Focus on writing. The most important part comes in the next two steps.

Step two: meditate on your notes

At the end of the day, we will spend 5 minutes reviewing our daily notes. Make sure you mark yourself as “busy” on your work calendar and Slack, we do not want to be disturbed.

There might be some realizations here and there. Maybe an entry you wrote in the morning reached closure somewhere in the afternoon, and you have to amend it. You might feel like adding a final entry on today’s log with a general evaluation of how the day went. Maybe you will notice an entry that did not feel so important at the moment of writing, but changed the course of the day for good (or bad.) It could also be time to tidy up a bit the structure of your notes, if you feel up to it.

That’s good for now; time to go home!

Step three: find patterns

Photo by Markus Winkler on Unsplash

Every one or two weeks we are going to have a more thorough review of our notes. Make sure you put on your detective hat, because we are going to be looking for patterns.

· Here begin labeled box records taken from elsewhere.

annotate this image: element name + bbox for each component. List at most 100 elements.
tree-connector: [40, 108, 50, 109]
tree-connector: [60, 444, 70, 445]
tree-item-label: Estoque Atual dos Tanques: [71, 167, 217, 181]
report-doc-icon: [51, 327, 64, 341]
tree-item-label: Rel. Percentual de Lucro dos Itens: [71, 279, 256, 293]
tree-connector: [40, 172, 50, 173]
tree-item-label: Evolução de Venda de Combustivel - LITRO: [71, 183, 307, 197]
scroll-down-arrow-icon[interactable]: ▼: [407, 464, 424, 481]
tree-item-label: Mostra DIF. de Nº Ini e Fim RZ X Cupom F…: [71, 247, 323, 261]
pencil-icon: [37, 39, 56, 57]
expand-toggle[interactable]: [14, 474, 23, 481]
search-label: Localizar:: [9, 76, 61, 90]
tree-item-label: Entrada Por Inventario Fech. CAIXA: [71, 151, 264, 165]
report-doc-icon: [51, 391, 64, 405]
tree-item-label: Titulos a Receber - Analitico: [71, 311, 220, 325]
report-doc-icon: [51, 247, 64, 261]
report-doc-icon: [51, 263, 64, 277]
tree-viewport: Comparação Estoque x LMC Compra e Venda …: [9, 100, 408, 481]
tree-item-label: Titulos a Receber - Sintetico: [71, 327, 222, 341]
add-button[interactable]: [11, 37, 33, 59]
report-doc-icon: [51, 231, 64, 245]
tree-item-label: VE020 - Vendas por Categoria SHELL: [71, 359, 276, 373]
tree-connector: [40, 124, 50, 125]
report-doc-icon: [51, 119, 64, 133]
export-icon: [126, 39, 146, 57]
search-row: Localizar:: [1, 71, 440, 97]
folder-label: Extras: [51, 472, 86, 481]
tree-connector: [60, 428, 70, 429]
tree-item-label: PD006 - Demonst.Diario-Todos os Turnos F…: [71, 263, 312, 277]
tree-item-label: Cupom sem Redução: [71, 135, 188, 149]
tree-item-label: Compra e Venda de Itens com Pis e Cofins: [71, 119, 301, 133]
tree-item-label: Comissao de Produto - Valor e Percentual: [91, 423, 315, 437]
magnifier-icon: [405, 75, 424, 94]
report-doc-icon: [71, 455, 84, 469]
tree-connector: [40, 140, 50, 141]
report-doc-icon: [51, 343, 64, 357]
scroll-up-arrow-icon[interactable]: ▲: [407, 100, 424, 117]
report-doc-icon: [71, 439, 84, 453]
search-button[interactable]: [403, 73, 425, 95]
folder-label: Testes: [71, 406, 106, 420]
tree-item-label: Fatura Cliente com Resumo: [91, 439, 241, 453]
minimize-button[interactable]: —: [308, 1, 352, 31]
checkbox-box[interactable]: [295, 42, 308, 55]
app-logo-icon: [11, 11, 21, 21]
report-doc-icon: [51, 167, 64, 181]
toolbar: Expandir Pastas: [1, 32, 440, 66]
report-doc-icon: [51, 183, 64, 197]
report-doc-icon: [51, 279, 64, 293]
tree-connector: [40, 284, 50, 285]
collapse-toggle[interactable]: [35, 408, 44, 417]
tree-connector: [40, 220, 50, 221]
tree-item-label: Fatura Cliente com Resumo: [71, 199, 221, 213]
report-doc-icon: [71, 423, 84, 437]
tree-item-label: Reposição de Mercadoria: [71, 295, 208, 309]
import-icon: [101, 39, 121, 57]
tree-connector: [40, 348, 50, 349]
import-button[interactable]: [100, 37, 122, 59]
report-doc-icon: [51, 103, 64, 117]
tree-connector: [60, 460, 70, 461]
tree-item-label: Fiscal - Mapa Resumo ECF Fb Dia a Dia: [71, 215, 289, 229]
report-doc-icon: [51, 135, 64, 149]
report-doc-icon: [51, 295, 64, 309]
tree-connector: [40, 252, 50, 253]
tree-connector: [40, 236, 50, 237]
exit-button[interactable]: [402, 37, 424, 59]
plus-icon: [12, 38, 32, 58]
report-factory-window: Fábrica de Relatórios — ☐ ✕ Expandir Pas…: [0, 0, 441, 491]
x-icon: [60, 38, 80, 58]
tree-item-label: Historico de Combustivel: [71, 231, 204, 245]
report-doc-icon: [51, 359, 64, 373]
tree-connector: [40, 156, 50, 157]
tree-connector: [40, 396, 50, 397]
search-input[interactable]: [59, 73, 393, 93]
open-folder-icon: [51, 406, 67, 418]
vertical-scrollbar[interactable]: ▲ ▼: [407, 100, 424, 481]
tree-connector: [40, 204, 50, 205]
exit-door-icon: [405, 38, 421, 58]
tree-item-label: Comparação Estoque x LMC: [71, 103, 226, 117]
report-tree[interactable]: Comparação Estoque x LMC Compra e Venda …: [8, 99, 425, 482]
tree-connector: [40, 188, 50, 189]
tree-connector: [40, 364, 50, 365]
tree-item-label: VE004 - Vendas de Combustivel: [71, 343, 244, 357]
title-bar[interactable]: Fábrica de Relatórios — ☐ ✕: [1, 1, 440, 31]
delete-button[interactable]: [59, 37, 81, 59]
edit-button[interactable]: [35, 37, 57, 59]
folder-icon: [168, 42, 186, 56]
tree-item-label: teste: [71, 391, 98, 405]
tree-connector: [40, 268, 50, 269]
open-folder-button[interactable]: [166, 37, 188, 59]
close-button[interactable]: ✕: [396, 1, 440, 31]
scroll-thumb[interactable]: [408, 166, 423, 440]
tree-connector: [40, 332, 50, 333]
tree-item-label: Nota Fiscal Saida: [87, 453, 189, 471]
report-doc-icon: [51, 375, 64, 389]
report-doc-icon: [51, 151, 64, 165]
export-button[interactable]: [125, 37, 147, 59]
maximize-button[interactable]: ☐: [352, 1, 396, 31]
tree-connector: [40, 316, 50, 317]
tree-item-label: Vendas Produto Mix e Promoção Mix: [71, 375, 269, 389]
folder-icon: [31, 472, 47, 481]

Do you remember those times that something really annoying happens in the middle of a very stressful period, and you have to park it because there are more urgent matters to attend to? It’s easy to forget those annoying things once you feel the relief of having solved those urgent matters. This complication will probably happen again, probably during another stressful period. It will be likely forgotten again. This cycle might repeat dozens of times before one realizes it’s time to tackle that little annoyance.

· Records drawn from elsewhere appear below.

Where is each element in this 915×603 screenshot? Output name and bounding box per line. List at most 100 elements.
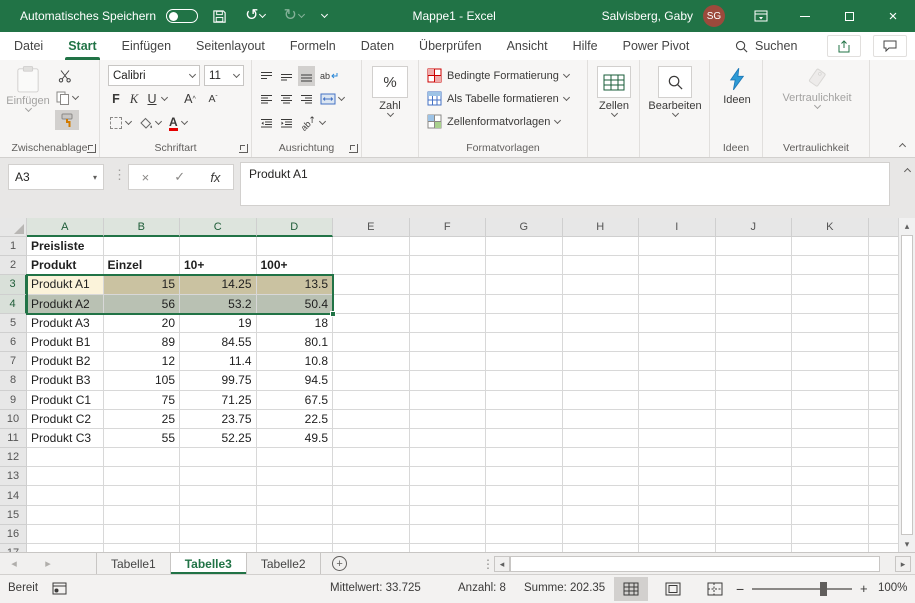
cell-E7[interactable]: [333, 352, 410, 371]
column-header-C[interactable]: C: [180, 218, 257, 237]
zoom-slider-handle[interactable]: [820, 582, 827, 596]
row-header-12[interactable]: 12: [0, 448, 27, 467]
cell-H9[interactable]: [563, 391, 640, 410]
row-header-9[interactable]: 9: [0, 391, 27, 410]
cell-F4[interactable]: [410, 295, 487, 314]
cell-E10[interactable]: [333, 410, 410, 429]
zoom-level[interactable]: 100%: [878, 582, 907, 594]
decrease-font-size-button[interactable]: Aˇ: [203, 89, 223, 109]
cell-I7[interactable]: [639, 352, 716, 371]
save-button[interactable]: [208, 4, 231, 28]
cell-B7[interactable]: 12: [104, 352, 181, 371]
cell-J11[interactable]: [716, 429, 793, 448]
cell-G15[interactable]: [486, 506, 563, 525]
cell-H5[interactable]: [563, 314, 640, 333]
row-header-10[interactable]: 10: [0, 410, 27, 429]
cell-C1[interactable]: [180, 237, 257, 256]
autosave-toggle[interactable]: [166, 9, 198, 23]
row-header-11[interactable]: 11: [0, 429, 27, 448]
cell-I9[interactable]: [639, 391, 716, 410]
cell-F1[interactable]: [410, 237, 487, 256]
cell-J2[interactable]: [716, 256, 793, 275]
tab-power-pivot[interactable]: Power Pivot: [612, 32, 701, 60]
column-header-A[interactable]: A: [27, 218, 104, 237]
cell-G12[interactable]: [486, 448, 563, 467]
previous-sheet-button[interactable]: ◂: [0, 553, 28, 574]
row-header-16[interactable]: 16: [0, 525, 27, 544]
cell-G3[interactable]: [486, 275, 563, 294]
cell-G16[interactable]: [486, 525, 563, 544]
tab-seitenlayout[interactable]: Seitenlayout: [185, 32, 276, 60]
italic-button[interactable]: K: [126, 89, 142, 109]
cell-G4[interactable]: [486, 295, 563, 314]
cell-E9[interactable]: [333, 391, 410, 410]
cell-K4[interactable]: [792, 295, 869, 314]
cell-H17[interactable]: [563, 544, 640, 552]
cell-E5[interactable]: [333, 314, 410, 333]
row-header-17[interactable]: 17: [0, 544, 27, 552]
undo-button[interactable]: ↺: [241, 4, 269, 28]
cell-C15[interactable]: [180, 506, 257, 525]
collapse-ribbon-button[interactable]: [899, 143, 906, 150]
ribbon-display-options-button[interactable]: [739, 0, 783, 32]
cell-A17[interactable]: [27, 544, 104, 552]
cell-J10[interactable]: [716, 410, 793, 429]
cell-C10[interactable]: 23.75: [180, 410, 257, 429]
cell-B13[interactable]: [104, 467, 181, 486]
tab-formeln[interactable]: Formeln: [279, 32, 347, 60]
cell-H7[interactable]: [563, 352, 640, 371]
cell-H12[interactable]: [563, 448, 640, 467]
comments-button[interactable]: [873, 35, 907, 57]
cell-F17[interactable]: [410, 544, 487, 552]
cell-J1[interactable]: [716, 237, 793, 256]
orientation-button[interactable]: ab↗: [298, 113, 327, 133]
cell-K2[interactable]: [792, 256, 869, 275]
cell-I3[interactable]: [639, 275, 716, 294]
cell-B17[interactable]: [104, 544, 181, 552]
cell-H4[interactable]: [563, 295, 640, 314]
cell-B3[interactable]: 15: [104, 275, 181, 294]
cell-H14[interactable]: [563, 486, 640, 505]
cell-A12[interactable]: [27, 448, 104, 467]
cell-F12[interactable]: [410, 448, 487, 467]
alignment-dialog-launcher[interactable]: [349, 144, 358, 153]
cell-J14[interactable]: [716, 486, 793, 505]
cell-E2[interactable]: [333, 256, 410, 275]
cell-H13[interactable]: [563, 467, 640, 486]
user-name[interactable]: Salvisberg, Gaby: [602, 9, 693, 23]
align-top-button[interactable]: [258, 66, 275, 86]
cell-F2[interactable]: [410, 256, 487, 275]
cell-G5[interactable]: [486, 314, 563, 333]
cell-K8[interactable]: [792, 371, 869, 390]
font-name-select[interactable]: Calibri: [108, 65, 200, 86]
cell-F13[interactable]: [410, 467, 487, 486]
cell-B16[interactable]: [104, 525, 181, 544]
cell-H11[interactable]: [563, 429, 640, 448]
paste-button[interactable]: Einfügen: [6, 65, 50, 111]
cell-F6[interactable]: [410, 333, 487, 352]
clipboard-dialog-launcher[interactable]: [87, 144, 96, 153]
align-middle-button[interactable]: [278, 66, 295, 86]
cell-K1[interactable]: [792, 237, 869, 256]
cell-F9[interactable]: [410, 391, 487, 410]
cell-D8[interactable]: 94.5: [257, 371, 334, 390]
cell-C6[interactable]: 84.55: [180, 333, 257, 352]
cell-E11[interactable]: [333, 429, 410, 448]
cell-B9[interactable]: 75: [104, 391, 181, 410]
cell-D2[interactable]: 100+: [257, 256, 334, 275]
column-header-H[interactable]: H: [563, 218, 640, 237]
cell-D3[interactable]: 13.5: [257, 275, 334, 294]
scroll-left-arrow[interactable]: ◂: [494, 556, 510, 572]
fill-color-button[interactable]: [137, 113, 163, 133]
cell-J8[interactable]: [716, 371, 793, 390]
cell-J12[interactable]: [716, 448, 793, 467]
cell-A10[interactable]: Produkt C2: [27, 410, 104, 429]
cell-K9[interactable]: [792, 391, 869, 410]
cell-F10[interactable]: [410, 410, 487, 429]
align-left-button[interactable]: [258, 89, 275, 109]
page-layout-view-button[interactable]: [656, 577, 690, 601]
sheet-tab-tabelle2[interactable]: Tabelle2: [247, 553, 321, 574]
cell-H10[interactable]: [563, 410, 640, 429]
cell-E4[interactable]: [333, 295, 410, 314]
cell-D6[interactable]: 80.1: [257, 333, 334, 352]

That is an one example of the type of patterns we will be looking for. Pay close attention and try to find out recurring themes in your notes. It will be helpful if by the end of this session you have written down a nice summary of your findings. This will be a very valuable outcome of the continuous documentation process; treasure it and decide how to address them.

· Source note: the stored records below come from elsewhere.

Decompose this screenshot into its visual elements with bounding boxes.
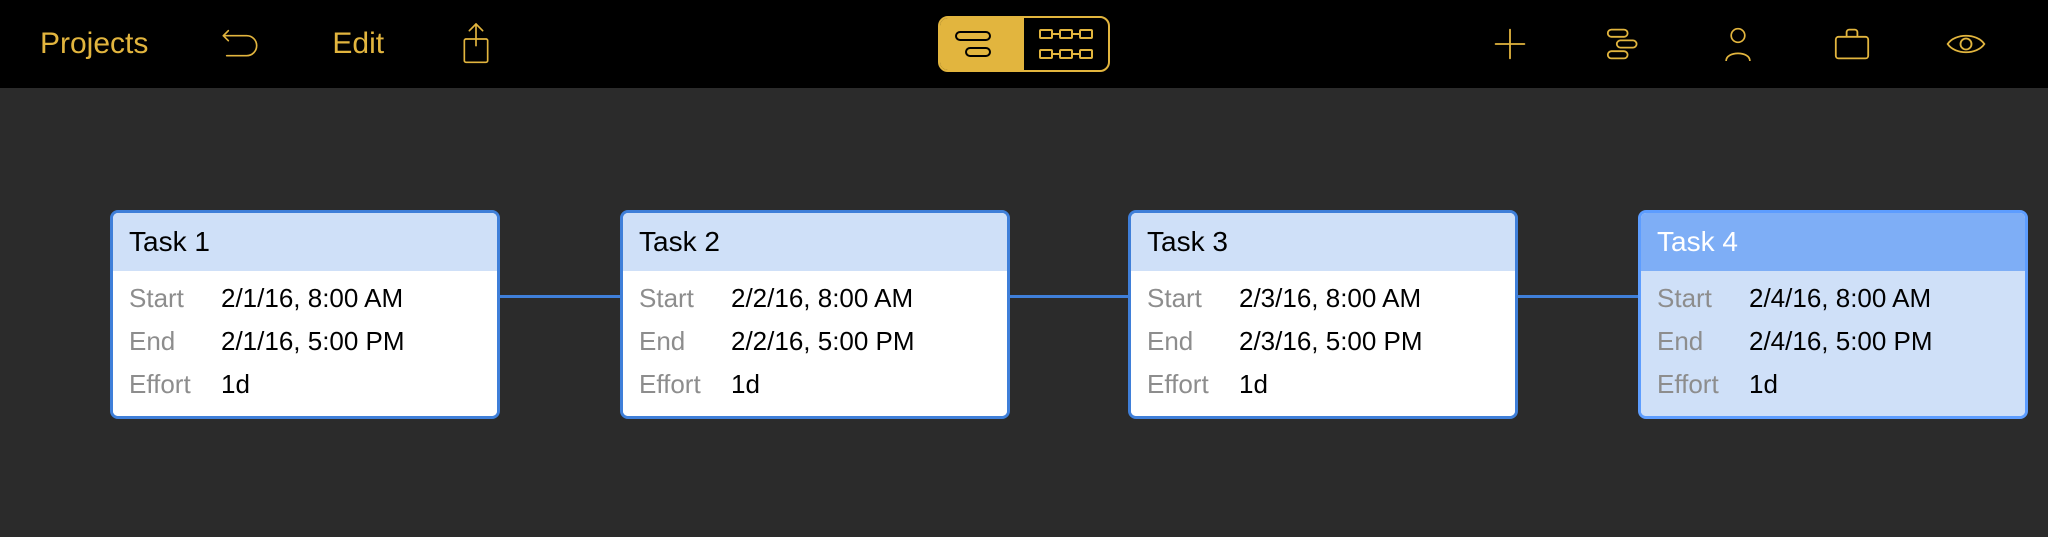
task-body: Start2/1/16, 8:00 AMEnd2/1/16, 5:00 PMEf… bbox=[113, 271, 497, 416]
task-row-start: Start 2/1/16, 8:00 AM bbox=[129, 277, 481, 320]
end-label: End bbox=[1147, 322, 1221, 361]
task-card[interactable]: Task 4 Start 2/4/16, 8:00 AM End 2/4/16, 5:0… bbox=[1638, 210, 2028, 419]
task-card[interactable]: Task 1 Start 2/1/16, 8:00 AM End 2/1/16, 5:0… bbox=[110, 210, 500, 419]
effort-label: Effort bbox=[1657, 365, 1731, 404]
start-value: 2/3/16, 8:00 AM bbox=[1239, 279, 1421, 318]
end-label: End bbox=[639, 322, 713, 361]
start-value: 2/1/16, 8:00 AM bbox=[221, 279, 403, 318]
task-row-start: Start 2/4/16, 8:00 AM bbox=[1657, 277, 2009, 320]
end-label: End bbox=[1657, 322, 1731, 361]
toolbar-left: Projects Edit bbox=[0, 22, 498, 66]
end-label: End bbox=[129, 322, 203, 361]
edit-button[interactable]: Edit bbox=[332, 27, 384, 61]
undo-icon[interactable] bbox=[218, 22, 262, 66]
view-mode-segmented[interactable] bbox=[938, 0, 1110, 88]
view-mode-network[interactable] bbox=[1024, 18, 1108, 70]
start-label: Start bbox=[1657, 279, 1731, 318]
toolbar-right bbox=[1488, 22, 2048, 66]
task-row-effort: Effort 1d bbox=[639, 363, 991, 406]
task-row-end: End 2/3/16, 5:00 PM bbox=[1147, 320, 1499, 363]
connector bbox=[1010, 295, 1128, 298]
effort-value: 1d bbox=[731, 365, 760, 404]
briefcase-icon[interactable] bbox=[1830, 22, 1874, 66]
task-row-end: End 2/1/16, 5:00 PM bbox=[129, 320, 481, 363]
task-body: Start2/4/16, 8:00 AMEnd2/4/16, 5:00 PMEf… bbox=[1641, 271, 2025, 416]
end-value: 2/2/16, 5:00 PM bbox=[731, 322, 915, 361]
task-row-start: Start 2/3/16, 8:00 AM bbox=[1147, 277, 1499, 320]
view-mode-gantt[interactable] bbox=[940, 18, 1024, 70]
effort-label: Effort bbox=[639, 365, 713, 404]
task-body: Start2/3/16, 8:00 AMEnd2/3/16, 5:00 PMEf… bbox=[1131, 271, 1515, 416]
task-row-effort: Effort 1d bbox=[1147, 363, 1499, 406]
effort-label: Effort bbox=[129, 365, 203, 404]
start-label: Start bbox=[129, 279, 203, 318]
task-row-end: End 2/4/16, 5:00 PM bbox=[1657, 320, 2009, 363]
task-title: Task 1 bbox=[113, 213, 497, 271]
task-title: Task 3 bbox=[1131, 213, 1515, 271]
task-card[interactable]: Task 3 Start 2/3/16, 8:00 AM End 2/3/16, 5:0… bbox=[1128, 210, 1518, 419]
canvas[interactable]: Task 1 Start 2/1/16, 8:00 AM End 2/1/16, 5:0… bbox=[0, 88, 2048, 537]
end-value: 2/3/16, 5:00 PM bbox=[1239, 322, 1423, 361]
task-title: Task 2 bbox=[623, 213, 1007, 271]
start-label: Start bbox=[639, 279, 713, 318]
share-icon[interactable] bbox=[454, 22, 498, 66]
levels-icon[interactable] bbox=[1602, 22, 1646, 66]
connector bbox=[500, 295, 620, 298]
task-row-end: End 2/2/16, 5:00 PM bbox=[639, 320, 991, 363]
effort-value: 1d bbox=[221, 365, 250, 404]
connector bbox=[1518, 295, 1638, 298]
task-body: Start2/2/16, 8:00 AMEnd2/2/16, 5:00 PMEf… bbox=[623, 271, 1007, 416]
plus-icon[interactable] bbox=[1488, 22, 1532, 66]
start-value: 2/2/16, 8:00 AM bbox=[731, 279, 913, 318]
effort-value: 1d bbox=[1749, 365, 1778, 404]
person-icon[interactable] bbox=[1716, 22, 1760, 66]
effort-label: Effort bbox=[1147, 365, 1221, 404]
end-value: 2/4/16, 5:00 PM bbox=[1749, 322, 1933, 361]
projects-button[interactable]: Projects bbox=[40, 27, 148, 61]
start-value: 2/4/16, 8:00 AM bbox=[1749, 279, 1931, 318]
start-label: Start bbox=[1147, 279, 1221, 318]
effort-value: 1d bbox=[1239, 365, 1268, 404]
toolbar: Projects Edit bbox=[0, 0, 2048, 88]
eye-icon[interactable] bbox=[1944, 22, 1988, 66]
task-row-start: Start 2/2/16, 8:00 AM bbox=[639, 277, 991, 320]
end-value: 2/1/16, 5:00 PM bbox=[221, 322, 405, 361]
task-card[interactable]: Task 2 Start 2/2/16, 8:00 AM End 2/2/16, 5:0… bbox=[620, 210, 1010, 419]
task-row-effort: Effort 1d bbox=[1657, 363, 2009, 406]
task-title: Task 4 bbox=[1641, 213, 2025, 271]
task-row-effort: Effort 1d bbox=[129, 363, 481, 406]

Time to get more organized?

I started writing my notes in a markdown file. One markdown file per month of the year (e.g. 2016–04.md). Like I mentioned before, in the beginning it was hard to resist the temptation of coming up with a proper standard of writing notes, or finding some fancy tool to organize them. Several years down the line, I’m still writing my markdown files and haven’t had the need to come up with anything fancier than that.

Some colleagues of mine use Bear, others who prefer digital handwriting use GoodNotes.

How did this work for me?

I started this article sharing my concerns about my poor memory. How did continuous documentation help me improve it?

In retrospective:

  • Writing my notes and mindfully reviewing them daily and again every two weeks helped my memories “sink down better” in my brain. Substantially.
  • In case I forgot something in particular, even the simplest editing tool has search functionalities!

Continuous documentation tl;dr

  1. Write things down.
  2. Meditate on your notes for 5 minutes at the end of the day.
  3. Review your notes every one or two weeks and try to find patterns.